Mercedes-Teamchef Toto Wolff nach Australien-Triumph: Von Ferrari verblüfft
Die Erleichterung war Mercedes-Steuermann Toto Wolff anzusehen nach dem WM-Auftakt in Australien: Doppelsieg mit George Russell vor Kimi Antonelli. Wolff über die neue Formel 1 und über Ferrari.
Mercedes hat beim Formel-1-Start 2026 im Albert-Park von Melbourne einen blitzsauberen Doppelsieg herausgefahren, mit George Russell vor Kimi Antonelli.
Für den 28-jährigen Russell ist dies der sechste GP-Sieg, sein erster seit Singapur 2025 und sein erster in Australien.
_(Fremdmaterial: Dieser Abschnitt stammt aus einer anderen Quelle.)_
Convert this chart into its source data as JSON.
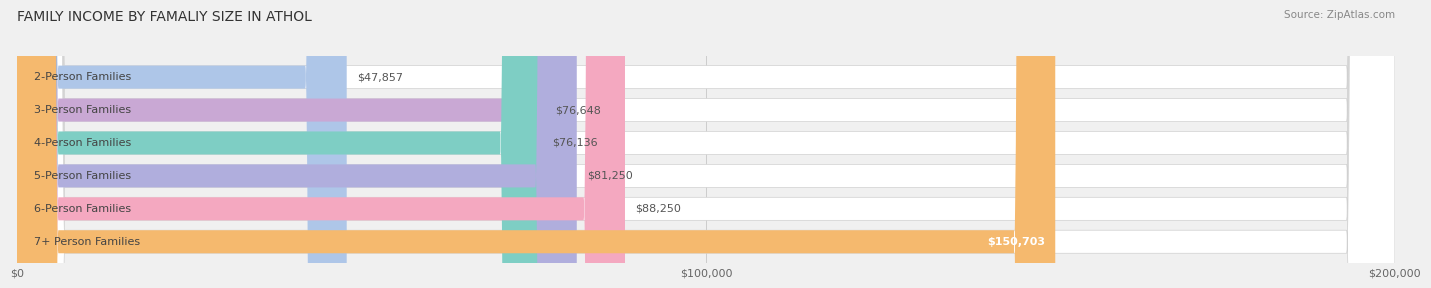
{
  "title": "FAMILY INCOME BY FAMALIY SIZE IN ATHOL",
  "source": "Source: ZipAtlas.com",
  "categories": [
    "2-Person Families",
    "3-Person Families",
    "4-Person Families",
    "5-Person Families",
    "6-Person Families",
    "7+ Person Families"
  ],
  "values": [
    47857,
    76648,
    76136,
    81250,
    88250,
    150703
  ],
  "bar_colors": [
    "#aec6e8",
    "#c9a8d4",
    "#7ecec4",
    "#b0aedd",
    "#f4a8c0",
    "#f5b96e"
  ],
  "value_labels": [
    "$47,857",
    "$76,648",
    "$76,136",
    "$81,250",
    "$88,250",
    "$150,703"
  ],
  "xmax": 200000,
  "xticks": [
    0,
    100000,
    200000
  ],
  "xtick_labels": [
    "$0",
    "$100,000",
    "$200,000"
  ],
  "background_color": "#f0f0f0",
  "title_fontsize": 10,
  "label_fontsize": 8,
  "value_fontsize": 8,
  "source_fontsize": 7.5
}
Mercedes hat in der Formel 1 zum 132. Mal gewonnen, zum 61. Mal davon als Doppelsieg (erstmals seit Las Vegas 2024, damals mit Russell vor Lewis Hamilton).
Verrückte Statistik: Dies ist der erste Mercedes-Doppelsieg in der Königsklasse ohne Lewis Hamilton seit Monza 1955! Damals triumphierten die Silbernen mit Juan Manuel Fangio vor Piero Taruffi.
Teamchef Toto Wolff strahlt: «Jeder, der behauptet hatte, es gebe mit diesen neuen Rennwagen vielleicht zu wenig Show, der wurde besonders am Anfang des Grand Prix eines Besseren belehrt.»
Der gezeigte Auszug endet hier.